Joined up data is a key concept for any enterprise using data from multiple sources, whether these belong to the company or not. Once the data science team have successfully cleansed these data sources and ensured that each strand of data works properly, then is the time to join-up these various strands so that they can all seamlessly work together. Just as a soccer team requires eleven players to work together in a coordinated manner for the good of the team, so joined-up data can work together in a way that individual strands cannot do. We have already written about a single customer view (SCV) where a company holds every piece of data about a customer in the same place, and this is a great illustration of when the data are joined-up and working. And with propensity modeling able to automate the processes that create an SCV through machine learning, it is feasible to have SCVs updated in real-time.
Our data science consulting team recommends that any company which does not have SCVs in place for all its customers should do a gap analysis (which compares actual and desirable performance in the business) with the aim of creating said SCVs. The other important activity in creating joined-up date is data matching. We have written before about IP matching, which is one type of data matching.
Getting the data joined up
Almost no business in 2019 will have to deal with just one dataset. There is so much useful data available that such a business would find itself rapidly outcompeted by its rivals with their multiple datasets and great cross-analysis between them. Successfully joining up these data sets represents what our data science consulting team can only describe as a huge prize for the enterprises which can do this successfully. In practical terms, the prize is an increased ability to execute its goals, drive its KPIs, and building an SCV.
When you have two or more datasets that come from different sources, the same item, such as a somebody's name, their email address, their IP address or another identifier the company has assigned to the individual, may appear in several different datasets. Data matching can either be deterministic, where a perfect match is found, such as the same email address, or probabilistic matching. If deterministic matching works better than probabilistic matching, why would any company ever use the latter? The answer is PII data. We have written previously about the 46 elements which make up the BIT protocol, and these 46 elements are what constitute PII data. If you are a company which does business in the EU, then you need to be extremely careful that your deterministic matching does not violate GDPR. However, probabilistic matching is also helpful in other examples. For instance, if a company has an IP address, and there are seven devices connected to it, but only five of them regularly connect to the IP address while the other two only connect occasionally then a probabilistic match might conclude that only the five belong to the household and that the other two are from visitors. This conclusion is reinforced when these two other devices are portable and appear more regularly in data from other locations.

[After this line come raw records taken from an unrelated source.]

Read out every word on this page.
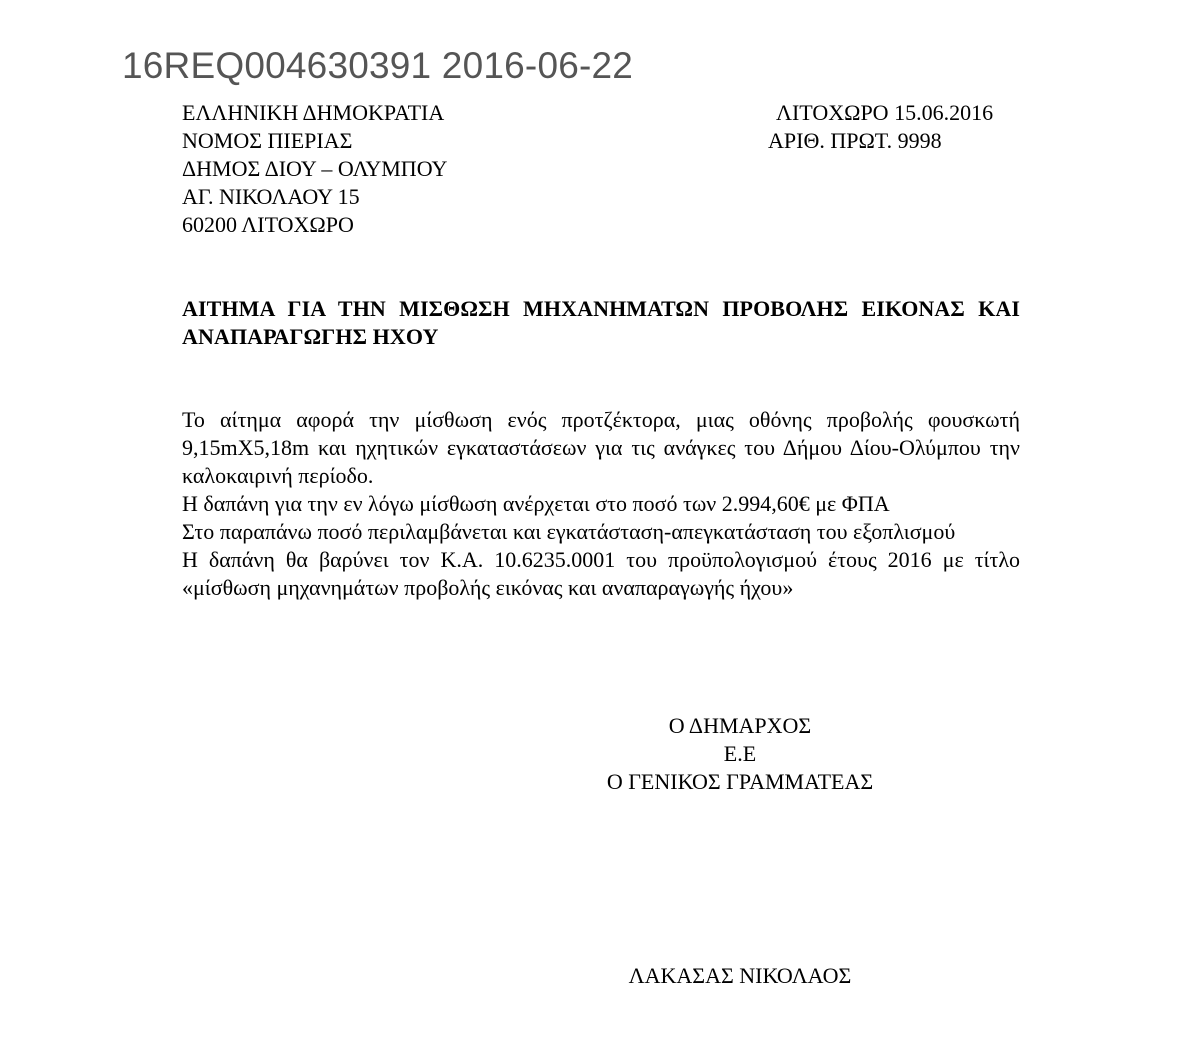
16REQ004630391 2016-06-22
ΕΛΛΗΝΙΚΗ ΔΗΜΟΚΡΑΤΙΑ
ΝΟΜΟΣ ΠΙΕΡΙΑΣ
ΔΗΜΟΣ ΔΙΟΥ – ΟΛΥΜΠΟΥ
ΑΓ. ΝΙΚΟΛΑΟΥ 15
60200 ΛΙΤΟΧΩΡΟ
ΛΙΤΟΧΩΡΟ 15.06.2016
ΑΡΙΘ. ΠΡΩΤ. 9998
ΑΙΤΗΜΑ ΓΙΑ ΤΗΝ ΜΙΣΘΩΣΗ ΜΗΧΑΝΗΜΑΤΩΝ ΠΡΟΒΟΛΗΣ ΕΙΚΟΝΑΣ ΚΑΙ ΑΝΑΠΑΡΑΓΩΓΗΣ ΗΧΟΥ

Το αίτημα αφορά την μίσθωση ενός προτζέκτορα, μιας οθόνης προβολής φουσκωτή 9,15mX5,18m και ηχητικών εγκαταστάσεων για τις ανάγκες του Δήμου Δίου-Ολύμπου την καλοκαιρινή περίοδο.

Η δαπάνη για την εν λόγω μίσθωση ανέρχεται στο ποσό των 2.994,60€ με ΦΠΑ

Στο παραπάνω ποσό περιλαμβάνεται και εγκατάσταση-απεγκατάσταση του εξοπλισμού

Η δαπάνη θα βαρύνει τον Κ.Α. 10.6235.0001 του προϋπολογισμού έτους 2016 με τίτλο «μίσθωση μηχανημάτων προβολής εικόνας και αναπαραγωγής ήχου»

Ο ΔΗΜΑΡΧΟΣ
Ε.Ε
Ο ΓΕΝΙΚΟΣ ΓΡΑΜΜΑΤΕΑΣ
ΛΑΚΑΣΑΣ ΝΙΚΟΛΑΟΣ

Data matching is particularly useful in helping a company understand its customers as well as in advertising its products and services, that is, marketing and sales. Examples of this include matching users of a subscription app which, among other things, advertises a particular product, with a database of email addresses for advertising the same product. By removing those who are both on the email database list and the subscription app from one of these two datasets, the company can avoid targeting the same users twice; thus both saving on advertising costs and preventing churn.
Another matching example involves using some of the large databases held by information service providers (ISP) such as Experian and Acxiom, who segments users according to behavior, attitudes, and purchasing habits. If an enterprise has access to such a database, it can search for matches with its own customer database. If the business finds a match with a customer, it can then use the segmented info about the matched user in its own operations, e.g., targeting a user which the ISP database has segmented as a soccer fanatic with soccer-related advertising, or with sportswear if the customer already has a long history of making leisurewear purchases. Data matching is such a worthwhile activity with ISP databases because it is a much more potent tool than the demographics which advertisers traditionally used. So if the company is advertising a particular brand of truck it can save money by focussing its efforts on people with a track record of liking or purchasing trucks and this will be much more efficient, thus avoiding lots of wasted effort and money, than advertising to demographics which have a reasonable number of truck purchasers within them.
Another area where matching is of interest to businesses is in understanding their customers better. All companies want better customer acquisition and retention, and many would like to upsell to them as well, and data matching can really help with all these activities. The more you know about a customer, the easier it becomes to engage with them, as well as to build products and services tailored for them, take them into consideration when doing business planning, tailoring marketing and increasing sales to them through providing insights into them for advertising to them. With an SCV in place which has already matched the particular customer to wherever she or he appears in any database held by the enterprise, joined-up data becomes a reality.